Ultimately, Kinvolved became a lifeline for schools, which led to both strong retention and growth. When districts struggled with remote learning and absenteeism grew worse, educators used KiNVO to get kids back to class. One district in Georgia even relied on KiNVO to distribute more than 4,300 breakfasts and lunches, using the app to alert families of kids who qualified for free meals when their food was ready to pick up.

Ready for the next step

Staff from Providence Public School District and the Kinvolved team. Photo courtesy Kinvolved/PowerSchool.

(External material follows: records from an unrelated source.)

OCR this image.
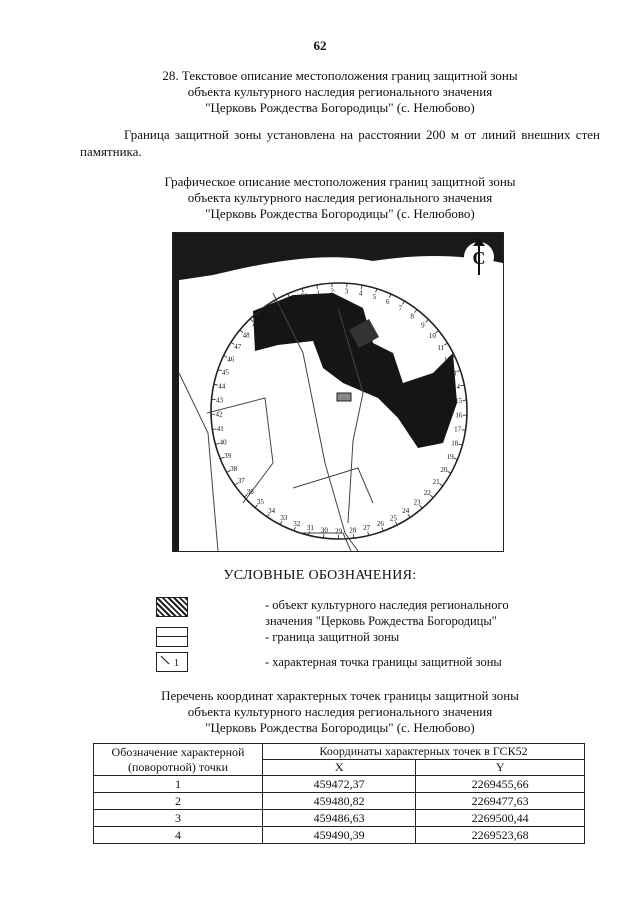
62
28. Текстовое описание местоположения границ защитной зоны
объекта культурного наследия регионального значения
"Церковь Рождества Богородицы" (с. Нелюбово)
Граница защитной зоны установлена на расстоянии 200 м от линий внешних стен памятника.
Графическое описание местоположения границ защитной зоны
объекта культурного наследия регионального значения
"Церковь Рождества Богородицы" (с. Нелюбово)
С
1 2 3 4 5
6
7
8
9
10
11
12
13
14
15
16
17
18
19
20
21
22
23
24
25
26
27
28
29
30
31
32
33
34
35
36
37
38
39
40
41
42
43
44
45
46
47
48
49
50
51
52
53
УСЛОВНЫЕ ОБОЗНАЧЕНИЯ:
- объект культурного наследия регионального
значения "Церковь Рождества Богородицы"
- граница защитной зоны
1	- характерная точка границы защитной зоны
Перечень координат характерных точек границы защитной зоны
объекта культурного наследия регионального значения
"Церковь Рождества Богородицы" (с. Нелюбово)
Обозначение характерной
(поворотной) точки	Координаты характерных точек в ГСК52	
	X	Y
1	459472,37	2269455,66
2	459480,82	2269477,63
3	459486,63	2269500,44
4	459490,39	2269523,68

In February, Kinvolved was acquired by PowerSchool, which notes that as a women-owned education technology company, Kinvolved aligns with its mission and environmental, social and governance pillars, including its commitment to social impact and diversity, equity and inclusion. With the leading provider of cloud-based software for K-12 education in North America behind it, Kinvolved will be able to significantly expand its scope.

Kinvolved couldn’t have reached this stage without the financial stability to take risks and grow. “Having that extra layer of flexibility when we were a small and really cash-strapped business,” Altman-Reyes says, “enabled us to not only breathe a little easier but also service districts and pursue pathways that would have been out of reach.”